Der Nikkei 225 Aktienindex erreichte am letzten Freitag seinen höchsten Stand seit 33 Jahren. Ende der 80er-Jahre war Japan nach dem Platzen einer gewaltigen Immobilienblase und einer gefährlichen Krise seiner Banken in die wirtschaftliche Stagnation gefallen, aus der es sehr lange kein Entrinnen gab. In Deutschland und den anderen westlichen Industrienationen verloren die Investoren und die Konzerne nach und nach jedes Interesse an der drittgrößten Volkswirtschaft der Welt. Nun schaut man erstmals wieder genauer hin.
Japan hat keineswegs alle strukturellen Probleme gelöst; einige lassen sich auch gar nicht lösen, beispielsweise die große Überalterung der Bevölkerung oder die starke Abhängigkeit von Rohstoffimporten. Aber das Land präsentiert sich wieder dynamischer als viele in den letzten Jahrzehnten für möglich gehalten hatten. Die Wirtschaft wächst dieses Jahr deutlich schneller als in Deutschland. Man rechnet mit einem Plus von 2,1 Prozent nach 1,7 Prozent im vergangenen Jahr. Japan spielt nicht nur in seinen traditionellen Industrien eine wieder stärkere Rolle, sondern auch in anderen Sektoren, die noch vor zehn Jahren völlig unbedeutend waren. Vor der Coronakrise boomte der Tourismus und die Zahlen der ausländischen Besucher stiegen von Jahr zu Jahr an. Alle Experten gehen davon aus, dass Japan schon bald wieder auf diesen Pfad zurückkehrt.
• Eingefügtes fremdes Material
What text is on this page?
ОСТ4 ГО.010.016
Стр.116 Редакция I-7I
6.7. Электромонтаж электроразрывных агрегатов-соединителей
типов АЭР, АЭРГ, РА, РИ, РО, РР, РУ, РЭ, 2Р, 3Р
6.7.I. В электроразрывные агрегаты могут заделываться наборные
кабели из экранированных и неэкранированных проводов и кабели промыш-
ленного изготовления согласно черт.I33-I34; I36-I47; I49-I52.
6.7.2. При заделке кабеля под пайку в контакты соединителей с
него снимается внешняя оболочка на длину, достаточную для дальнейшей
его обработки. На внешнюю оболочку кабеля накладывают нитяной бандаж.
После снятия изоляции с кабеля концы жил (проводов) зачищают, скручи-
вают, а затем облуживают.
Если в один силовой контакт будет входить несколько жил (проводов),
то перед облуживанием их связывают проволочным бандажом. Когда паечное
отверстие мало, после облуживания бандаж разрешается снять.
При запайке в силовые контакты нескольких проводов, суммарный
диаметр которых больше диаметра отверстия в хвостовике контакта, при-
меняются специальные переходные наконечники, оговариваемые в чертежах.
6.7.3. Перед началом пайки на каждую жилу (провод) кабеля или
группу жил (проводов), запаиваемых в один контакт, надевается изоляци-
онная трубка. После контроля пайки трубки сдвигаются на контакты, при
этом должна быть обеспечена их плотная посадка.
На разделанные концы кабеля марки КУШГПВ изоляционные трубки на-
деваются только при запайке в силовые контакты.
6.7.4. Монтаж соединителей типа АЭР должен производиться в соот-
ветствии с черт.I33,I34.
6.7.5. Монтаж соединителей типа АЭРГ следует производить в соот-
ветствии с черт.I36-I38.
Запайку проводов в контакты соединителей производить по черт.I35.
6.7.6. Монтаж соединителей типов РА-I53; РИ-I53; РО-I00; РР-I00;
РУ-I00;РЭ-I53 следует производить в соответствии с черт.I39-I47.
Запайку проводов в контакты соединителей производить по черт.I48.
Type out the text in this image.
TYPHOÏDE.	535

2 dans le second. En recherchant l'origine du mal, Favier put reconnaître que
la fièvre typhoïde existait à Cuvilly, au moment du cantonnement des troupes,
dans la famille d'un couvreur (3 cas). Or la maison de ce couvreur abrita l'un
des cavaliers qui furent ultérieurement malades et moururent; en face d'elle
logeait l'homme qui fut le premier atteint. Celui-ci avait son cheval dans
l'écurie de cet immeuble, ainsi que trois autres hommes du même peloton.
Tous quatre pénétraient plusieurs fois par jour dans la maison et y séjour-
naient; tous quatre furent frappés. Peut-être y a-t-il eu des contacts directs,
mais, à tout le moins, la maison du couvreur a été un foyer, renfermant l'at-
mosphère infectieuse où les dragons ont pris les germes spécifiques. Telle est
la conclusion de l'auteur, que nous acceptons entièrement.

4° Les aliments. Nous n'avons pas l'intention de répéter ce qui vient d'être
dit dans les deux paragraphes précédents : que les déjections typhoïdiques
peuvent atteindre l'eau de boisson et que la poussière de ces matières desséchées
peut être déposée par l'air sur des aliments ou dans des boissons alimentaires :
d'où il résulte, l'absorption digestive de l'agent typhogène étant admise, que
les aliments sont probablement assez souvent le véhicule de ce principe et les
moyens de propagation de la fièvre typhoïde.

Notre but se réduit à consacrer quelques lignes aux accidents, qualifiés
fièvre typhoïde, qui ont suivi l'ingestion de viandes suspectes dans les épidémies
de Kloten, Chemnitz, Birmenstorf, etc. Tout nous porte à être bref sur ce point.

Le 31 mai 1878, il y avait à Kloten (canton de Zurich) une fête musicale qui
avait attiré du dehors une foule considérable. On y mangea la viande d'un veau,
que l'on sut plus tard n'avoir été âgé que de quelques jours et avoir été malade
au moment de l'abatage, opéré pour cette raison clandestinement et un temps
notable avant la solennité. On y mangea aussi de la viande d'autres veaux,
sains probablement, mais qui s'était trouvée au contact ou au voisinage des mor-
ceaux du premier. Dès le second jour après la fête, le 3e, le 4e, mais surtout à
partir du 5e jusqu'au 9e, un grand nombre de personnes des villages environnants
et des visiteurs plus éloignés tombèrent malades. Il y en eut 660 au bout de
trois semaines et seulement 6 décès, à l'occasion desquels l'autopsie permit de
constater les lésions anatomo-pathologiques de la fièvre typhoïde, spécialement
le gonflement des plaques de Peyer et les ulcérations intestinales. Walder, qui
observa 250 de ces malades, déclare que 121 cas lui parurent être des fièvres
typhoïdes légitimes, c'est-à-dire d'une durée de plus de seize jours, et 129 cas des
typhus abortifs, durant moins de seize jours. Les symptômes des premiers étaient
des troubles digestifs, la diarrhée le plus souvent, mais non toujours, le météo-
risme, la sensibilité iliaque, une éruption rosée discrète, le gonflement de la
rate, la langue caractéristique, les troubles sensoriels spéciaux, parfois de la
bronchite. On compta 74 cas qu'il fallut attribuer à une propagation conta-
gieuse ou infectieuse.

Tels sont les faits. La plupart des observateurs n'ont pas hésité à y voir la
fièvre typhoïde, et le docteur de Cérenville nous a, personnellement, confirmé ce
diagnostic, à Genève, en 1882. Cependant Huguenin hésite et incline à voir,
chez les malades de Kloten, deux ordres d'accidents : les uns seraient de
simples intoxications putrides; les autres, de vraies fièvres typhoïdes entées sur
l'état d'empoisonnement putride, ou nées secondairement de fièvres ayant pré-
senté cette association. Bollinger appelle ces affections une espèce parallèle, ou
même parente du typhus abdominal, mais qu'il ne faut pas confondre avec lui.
Japan exportiert seine Kultur in viele Länder – das Land gilt unter Jugendlichen als cool, vor allem in Asien. Nur Südkorea hält mit, China besitzt dagegen nur eine sehr geringe kulturelle Anziehungskraft. Japanische Küche, Manga-Hefte, Anime-Zeichentrickfilme und Computerspiele gewinnen weltweit immer neue Anhänger. Das Image des Landes wandelt sich – und macht es auch wieder interessanter für Konzerne, die in den vergangenen 30 Jahren nur noch den gewaltigen Markt im benachbarten China im Fokus hatten.
Japan übernimmt weltweite Verantwortung
Der G7-Gipfel in Hiroshima führte der Welt am letzten Wochenende ein Land vor, das auch politisch alte Stereotype hinter sich lässt. Die so oft gehörte Metapher, Japan sei ein wirtschaftlicher Riese, aber ein politischer Zwerg, stimmt nicht mehr. In der Vergangenheit versuchten die schnell wechselnden japanischen Regierungen fast immer, sich aus den großen globalen Krisen herauszuhalten. Gegenüber China übte sich Japan in geopolitischer Demut und machte fast alles mit, was Peking an Unterwerfungsgesten erwartete. Doch das hat sich grundlegend geändert. Japan geht mit dem großen, gefährlichen Nachbarn zwar höflich, aber bestimmt um. Man arbeitet in Tokio unermüdlich daran, alte Abhängigkeiten abzubauen und neue zu verhindern.
Japan hat auch die Bewährungsprobe nach dem russischen Überfall auf die Ukraine bestanden. Die Regierung sieht Wladimir Putins Krieg nicht als eine bloße europäische Angelegenheit, sondern als einen Anschlag auf die „freie, offene und auf Rechtstaatlichkeit basierende globale Ordnung“, wie Ministerpräsident Fumio Kishida am vergangenen Freitag in einem Gastbeitrag für das „Handelsblatt“ betonte. Und Japan handelt entsprechend, auch wenn die pazifistische Verfassung des Landes direkte Militärhilfe für die Ukraine schwierig bis unmöglich macht. Das Land hat sich den meisten Sanktionen gegen Russland angeschlossen und damit die Bedingungen für ihre Wirksamkeit deutlich erhöht. Japan übernimmt weltweit mehr echte Verantwortung. Wer das Land aus den 90er-Jahren kennt, hätte diesen Wandel kaum für möglich gehalten.